Fez a escolaridade básica na sua terra-natal, mas o falecimento da mãe não lhe permitiu prosseguir os estudos. Casou-se muito jovem, mais por necessidade do que por amor, e teve uma filha, Clotilde, cuja morte prematura a deixou destroçada para o resto da vida. Partiu para Faro, onde também não foi muito feliz, seguindo depois para Lisboa. Na capital conheceu o advogado João de Caires, um homem fino, delicado e com razoáveis posses financeiras. Casaram, tiveram um filho e pode dizer-se que foram felizes. Pelo menos proporcionou à jovem Luthgarda os meios necessários para dar azo ao seu talento, podendo a partir de então dedicar-se em exclusivo ao culto de Orfeu. A música e as Belas Letras, eram notoriamente a sua verdadeira paixão.
Tocava razoavelmente bem alguns instrumentos de
cordas, como harpa, cítara e violino. Mas era no piano e no órgão que se
entretinha a compor as melodias para as quais escrevia os seus poemas. Não
sendo cantora lírica, pois que para isso não recebera instrução, possuía,
porém, uma voz de cristalino timbre que fazia as delícias do marido e do filho,
seus principais admiradores. Mas a sua negra sina depressa lhe ensombrou mais
esse pormenor de felicidade. Sentindo fortes dores de garganta, supostamente
resultantes de pólipos nas cordas vocais, foi, por conselho médico, submetida a
uma desastrosa intervenção cirúrgica, que a impediria de voltar a cantar. Esse
triste episódio da sua vida retratou-o com pungente realismo no seu romance O
Doutor Vampiro, publicado em 1921, no qual a classe médica e a sua vontade de
explorar os doentes constituíam o centro da trama romanesca. A imprensa e a
crítica especializada teceram-lhe rasgados elogios, concordando com a maioria
das críticas endossadas aos clínicos, que de forma pouco correcta encaravam a
medicina como um negócio.
Passou então a dedicar-se exclusivamente às letras e
às obras de caridade, que aliás constituíram o lenitivo da sua vida. Creio que
a sua estreia literária se terá efectuado por volta de 1905 nas colunas de
vários jornais lisboetas, não se sabendo ao certo qual o primeiro, mas sei, com
toda a certeza, que foram «O Século», e quase em simultâneo o «Diário de
Notícias», os alvos preferenciais da sua prestimosa colaboração. Como desde
logo revelasse um estilo de prosa muito fino e elegante, só ao alcance dos
grandes escritores, tornou-se objecto de comentário nos meios intelectuais da
época. Os jornais brasileiros, que então mantinham acesa cooperação intelectual
com o nosso país, foram igualmente contemplados com a generosa colaboração
dessa tão precoce quanto misteriosa musa das letras.

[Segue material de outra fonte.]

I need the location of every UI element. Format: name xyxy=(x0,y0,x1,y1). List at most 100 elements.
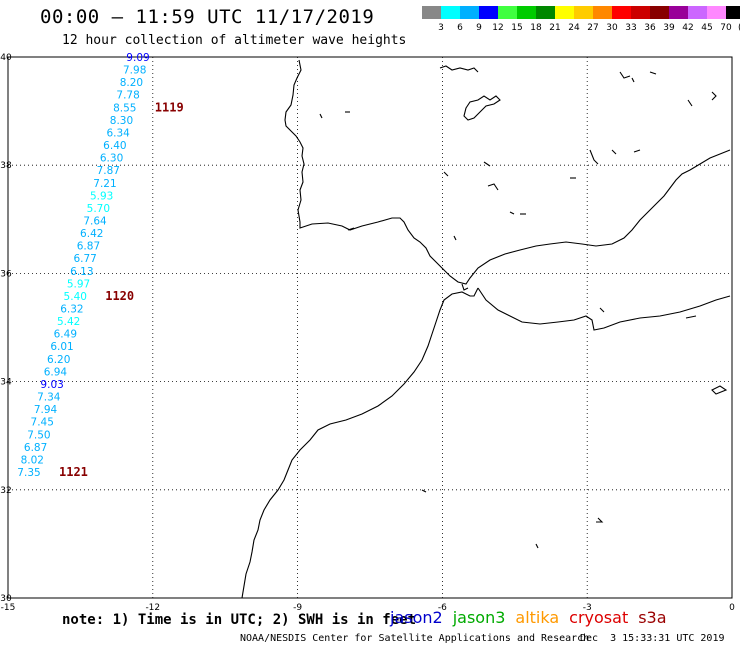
swh-reading: 6.77 xyxy=(73,253,96,265)
swh-reading: 7.50 xyxy=(27,429,50,441)
swh-reading: 7.64 xyxy=(83,215,107,227)
longitude-label: -3 xyxy=(583,603,592,613)
coast-africa xyxy=(241,287,479,599)
coastline xyxy=(241,59,731,599)
legend-tick-label: 24 xyxy=(568,23,580,33)
island-l xyxy=(487,183,499,191)
satellite-s3a: s3a xyxy=(638,608,667,627)
legend-tick-label: 3 xyxy=(438,23,444,33)
legend-swatch xyxy=(612,6,631,19)
swh-reading: 5.93 xyxy=(90,190,113,202)
swh-reading: 6.49 xyxy=(54,329,77,341)
coast-africa-north xyxy=(477,287,731,331)
swh-reading: 6.30 xyxy=(100,153,123,165)
legend-swatch xyxy=(631,6,650,19)
legend-tick-label: 33 xyxy=(625,23,636,33)
swh-reading: 8.30 xyxy=(110,115,133,127)
legend-tick-label: 30 xyxy=(606,23,618,33)
satellite-jason2: jason2 xyxy=(390,608,443,627)
satellite-altika: altika xyxy=(515,608,560,627)
coast-iberia-west xyxy=(284,59,731,285)
legend-tick-label: 39 xyxy=(663,23,675,33)
swh-reading: 9.03 xyxy=(40,379,63,391)
island-h xyxy=(611,149,617,155)
footer-timestamp: Dec 3 15:33:31 UTC 2019 xyxy=(580,633,725,644)
island-t xyxy=(596,517,604,523)
legend-tick-label: 12 xyxy=(492,23,503,33)
island-m xyxy=(509,211,515,215)
island-d xyxy=(649,71,657,75)
footer-note: note: 1) Time is in UTC; 2) SWH is in fe… xyxy=(62,612,417,628)
island-s xyxy=(421,489,427,493)
island-i xyxy=(633,149,641,153)
swh-reading: 7.21 xyxy=(93,178,116,190)
island-q xyxy=(685,315,697,319)
island-z xyxy=(631,77,635,83)
latitude-label: 34 xyxy=(0,378,12,388)
longitude-label: -9 xyxy=(293,603,302,613)
satellite-jason3: jason3 xyxy=(452,608,506,627)
pass-number-label: 1121 xyxy=(59,465,88,479)
page-subtitle: 12 hour collection of altimeter wave hei… xyxy=(62,33,407,48)
legend-unit: (ft) xyxy=(738,23,740,33)
longitude-label: -12 xyxy=(145,603,160,613)
satellite-cryosat: cryosat xyxy=(569,608,629,627)
legend-tick-label: 6 xyxy=(457,23,463,33)
swh-reading: 5.40 xyxy=(64,291,87,303)
island-f xyxy=(687,99,693,107)
island-g xyxy=(589,149,599,165)
swh-reading: 6.01 xyxy=(50,341,73,353)
legend-swatch xyxy=(593,6,612,19)
longitude-label: -15 xyxy=(1,603,16,613)
swh-reading: 7.34 xyxy=(37,392,61,404)
swh-reading: 5.97 xyxy=(67,278,90,290)
longitude-label: -6 xyxy=(438,603,447,613)
legend-tick-label: 27 xyxy=(587,23,598,33)
pass-number-label: 1119 xyxy=(155,100,184,114)
axis-labels: -15 -12 -9 -6 -3 0 40 38 36 34 32 30 xyxy=(0,53,735,613)
legend-tick-label: 70 xyxy=(720,23,732,33)
latitude-label: 30 xyxy=(0,594,12,604)
island-x xyxy=(347,227,355,231)
satellite-list: jason2 jason3 altika cryosat s3a xyxy=(390,608,677,627)
legend-swatch xyxy=(726,6,740,19)
swh-reading: 8.02 xyxy=(21,454,44,466)
legend-swatch xyxy=(536,6,555,19)
latitude-label: 36 xyxy=(0,269,12,279)
swh-reading: 7.45 xyxy=(31,417,54,429)
island-b xyxy=(463,95,501,121)
legend-swatch xyxy=(650,6,669,19)
swh-reading: 8.55 xyxy=(113,102,136,114)
swh-reading: 6.87 xyxy=(24,442,47,454)
latitude-label: 38 xyxy=(0,161,12,171)
swh-reading: 6.34 xyxy=(106,127,130,139)
island-w xyxy=(319,113,323,119)
swh-reading: 6.42 xyxy=(80,228,103,240)
altimeter-tracks: 9.097.988.207.788.558.306.346.406.307.87… xyxy=(17,52,183,479)
swh-reading: 6.32 xyxy=(60,304,83,316)
legend-tick-label: 42 xyxy=(682,23,693,33)
legend-swatch xyxy=(460,6,479,19)
swh-reading: 6.13 xyxy=(70,266,93,278)
legend-swatch xyxy=(517,6,536,19)
swh-reading: 8.20 xyxy=(120,77,143,89)
footer-credit: NOAA/NESDIS Center for Satellite Applica… xyxy=(240,633,590,644)
island-r xyxy=(711,385,728,395)
pass-number-label: 1120 xyxy=(105,289,134,303)
page-title: 00:00 – 11:59 UTC 11/17/2019 xyxy=(40,6,375,28)
longitude-label: 0 xyxy=(729,603,735,613)
legend-tick-label: 45 xyxy=(701,23,712,33)
legend-swatch xyxy=(707,6,726,19)
swh-reading: 6.87 xyxy=(77,241,100,253)
island-a xyxy=(439,65,479,73)
legend-tick-label: 9 xyxy=(476,23,482,33)
swh-reading: 7.94 xyxy=(34,404,58,416)
coast-gibraltar xyxy=(461,283,469,291)
legend-tick-label: 36 xyxy=(644,23,656,33)
legend-swatch xyxy=(441,6,460,19)
island-e xyxy=(711,91,717,101)
legend-tick-label: 18 xyxy=(530,23,542,33)
island-c xyxy=(619,71,631,79)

Como mulher culta e ilustrada, mostrou-se
interessada pelos grandes temas sociais do seu tempo, nomeadamente pela luta
sufragista e emancipadora das mulheres, nitidamente imbuída do espírito que
moviam outras figuras notáveis, como Ana de Castro Osório ou a sua
comprovinciana Maria Veleda. Sabendo, através das suas correspondentes
francesas, mulheres instruídas e modernas, do que se estava a passar na pátria
de Rousseau e Voltaire, decidiu escrever para os jornais portugueses e
estrangeiros entusiásticos artigos a defender os direitos e os interesses
femininos, desde há séculos depreciados e até vilipendiados por uma sociedade
masculinizada, a que os poderes públicos e a própria constituição davam
legitimidade e protecção legal. Aliás, no decorre da sua vida, iniciou nas
colunas da imprensa lisboeta verdadeiras batalha cívicas contra o analfabetismo
que assolava preferencialmente o sexo feminino; contra a falta de direitos das mulheres,
que se agravavam quando adquiriam o estatuto de esposas, passando quase a ser
encaradas como objectos ou bens de propriedade dos maridos; contra o
desvalimento das mulheres solteiras, das viúvas e abandonadas; contra a falta
de protecção das mães solteiras, que por falta de meios de subsistência se viam
muitas vezes compelidas a enjeitar os filhos ou a condená-los à mendicidade.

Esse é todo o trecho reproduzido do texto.